Son élection -- la première d'une transsexuelle noire au conseil municipal de la capitale économique du Brésil -- est le signe que le pays "avance contre le bolsonarisme, tout en restant "plein de paradoxes", dit-elle à l'AFP.

Car quelques jours après l'élection d'Erika Hilton, la mort brutale, jeudi dernier, d'un homme noir sous les coups des vigiles d'un supermarché Carrefour à Porto Alegre (sud) provoquait des manifestations antiracisme dans plusieurs villes du pays.

"Ce qu'on a vu à Porto Alegre est l’expression la plus ignoble du racisme structurel, du racisme institutionnel et de l’héritage au Brésil des pays esclavagistes", déclare-t-elle à l’AFP, après s’être exprimée lors d'une manifestation de quelques centaines de personnes.

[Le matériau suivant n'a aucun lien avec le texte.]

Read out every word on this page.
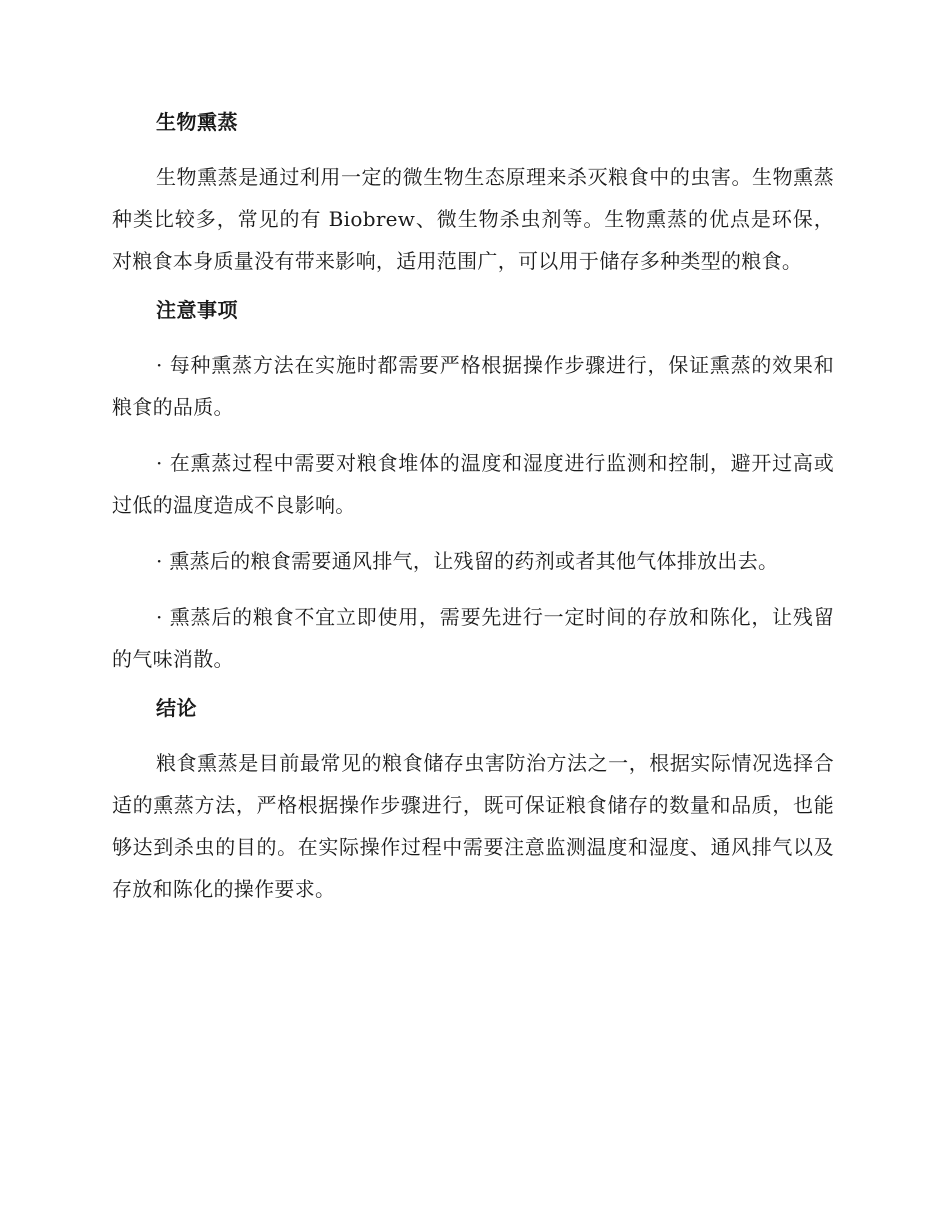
生物熏蒸

生物熏蒸是通过利用一定的微生物生态原理来杀灭粮食中的虫害。生物熏蒸种类比较多，常见的有 Biobrew、微生物杀虫剂等。生物熏蒸的优点是环保，对粮食本身质量没有带来影响，适用范围广，可以用于储存多种类型的粮食。

注意事项

· 每种熏蒸方法在实施时都需要严格根据操作步骤进行，保证熏蒸的效果和粮食的品质。

· 在熏蒸过程中需要对粮食堆体的温度和湿度进行监测和控制，避开过高或过低的温度造成不良影响。

· 熏蒸后的粮食需要通风排气，让残留的药剂或者其他气体排放出去。

· 熏蒸后的粮食不宜立即使用，需要先进行一定时间的存放和陈化，让残留的气味消散。

结论

粮食熏蒸是目前最常见的粮食储存虫害防治方法之一，根据实际情况选择合适的熏蒸方法，严格根据操作步骤进行，既可保证粮食储存的数量和品质，也能够达到杀虫的目的。在实际操作过程中需要注意监测温度和湿度、通风排气以及存放和陈化的操作要求。
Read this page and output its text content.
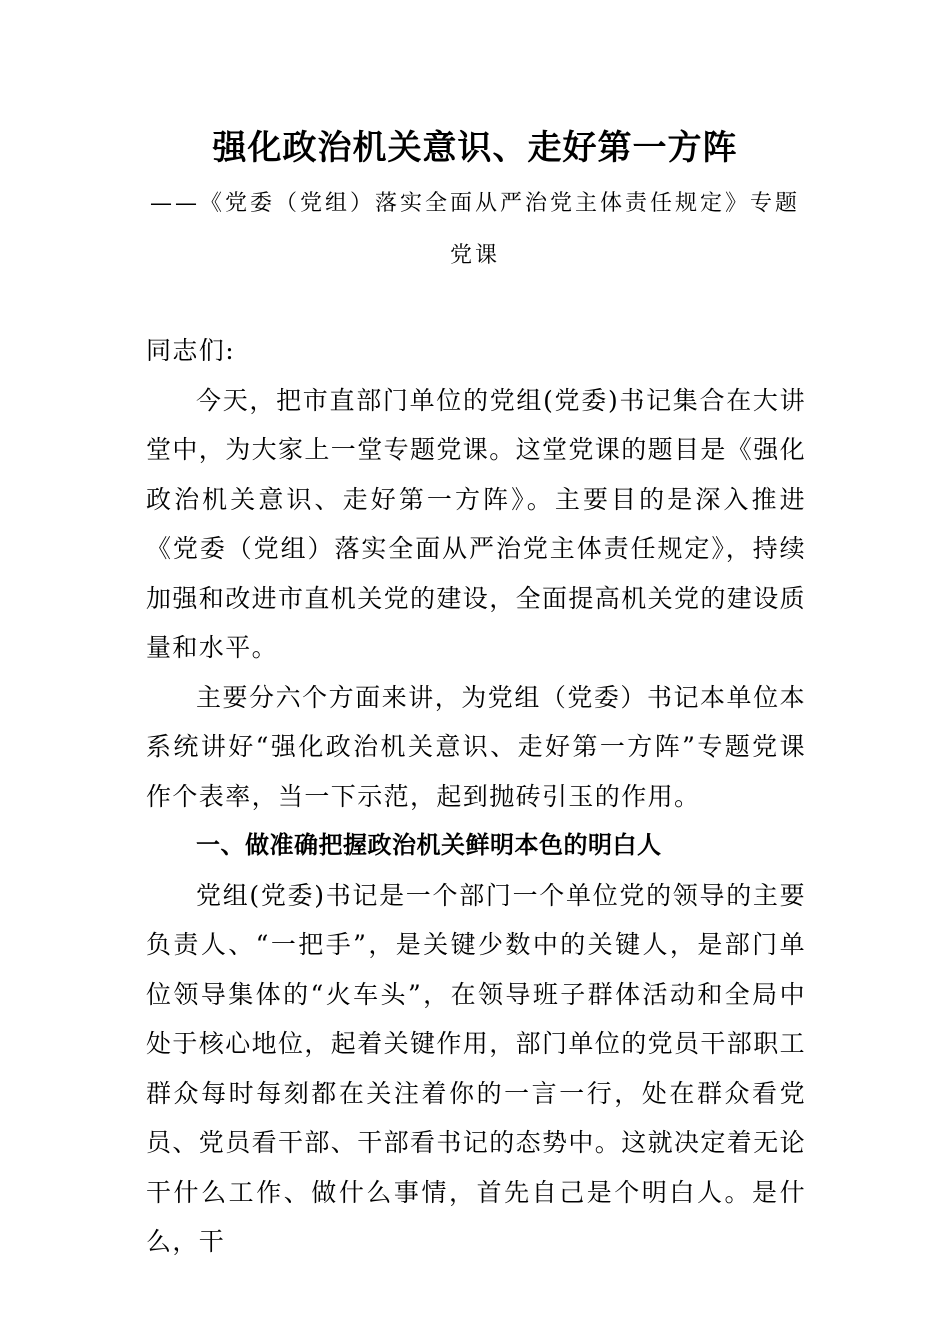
强化政治机关意识、走好第一方阵
——《党委（党组）落实全面从严治党主体责任规定》专题党课

同志们:

今天，把市直部门单位的党组(党委)书记集合在大讲堂中，为大家上一堂专题党课。这堂党课的题目是《强化政治机关意识、走好第一方阵》。主要目的是深入推进《党委（党组）落实全面从严治党主体责任规定》，持续加强和改进市直机关党的建设，全面提高机关党的建设质量和水平。

主要分六个方面来讲，为党组（党委）书记本单位本系统讲好“强化政治机关意识、走好第一方阵”专题党课作个表率，当一下示范，起到抛砖引玉的作用。

一、做准确把握政治机关鲜明本色的明白人

党组(党委)书记是一个部门一个单位党的领导的主要负责人、“一把手”，是关键少数中的关键人，是部门单位领导集体的“火车头”，在领导班子群体活动和全局中处于核心地位，起着关键作用，部门单位的党员干部职工群众每时每刻都在关注着你的一言一行，处在群众看党员、党员看干部、干部看书记的态势中。这就决定着无论干什么工作、做什么事情，首先自己是个明白人。是什么，干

Sur l’avenue principale de Sao Paulo, la Paulista, elle a levé le poing en signe de lutte et galvanisé la foule aux cris de "Les vies noires comptent", affichant une grande confiance en soi malgré son jeune âge.

- Trajectoire chaotique -

Le jour où elle reçoit l’AFP à la mairie de la plus grande métropole du Brésil, elle entre pour la toute première fois dans l’hémicycle où se réussissent les conseillers municipaux de Sao Paulo.

Tout en parcourant la salle où elle prend quelques selfies, Erika Hilton, élégante dans un tailleur noir et blanc, raconte sa trajectoire chaotique.

Elevée dans une favela et mise à la porte de chez elle par sa famille très religieuse quand elle était adolescente, elle s’est prostituée et a vécu dans la rue pendant des années.

Lorsque sa mère décide finalement de la recontacter et de la soutenir, Erika Hilton entreprend des études et entre dans le militantisme pour défendre la cause des personnes noires et LGBT.

En 2018, elle est élue députée de l'Etat de Sao Paulo pour un mandat collectif réunissant plusieurs femmes de gauche, en même temps que le candidat ouvertement homophobe et raciste Jair Bolsonaro remporte la présidentielle.

Avec l’extrême droite au pouvoir, Erika Hilton se sent prise pour cible. Elle reçoit d’ailleurs de nombreuses menaces de mort, raconte-t-elle.

Deux ans plus tard, 294 candidats travestis et trans se présentent aux élections municipales et 30 viennent d'être élus, selon l’Association Nationale des Travestis et Transsexuels (ANTRA).

Erika Hilton veut croire que ce vote est "une gifle pour ce système politique" et une preuve que "le Brésil de 2018 n’est pas le Brésil de 2020".

"Ça avance lentement car il y a eu 388 années d’esclavagisme et après 140 ans de fausse abolition, on est encore en construction, en lutte pour notre humanité", dit-elle.

Malgré son aspiration au changement, Erika Hilton admet être encore angoissée par les menaces dont elle fait l’objet.

Son parcours et son profil ne sont pas sans rappeler ceux d’une autre conseillère municipale: Marielle Franco, élue de Rio de Janeiro, noire et lesbienne, assassinée en mars 2018.

"Je suis fière d’être comparée à elle mais j’ai peur que mon histoire se termine comme la sienne", avoue-t-elle.

Le Brésil est l'un des pays où l'on recense le plus de meurtres de transsexuels au monde, 124 en 2019.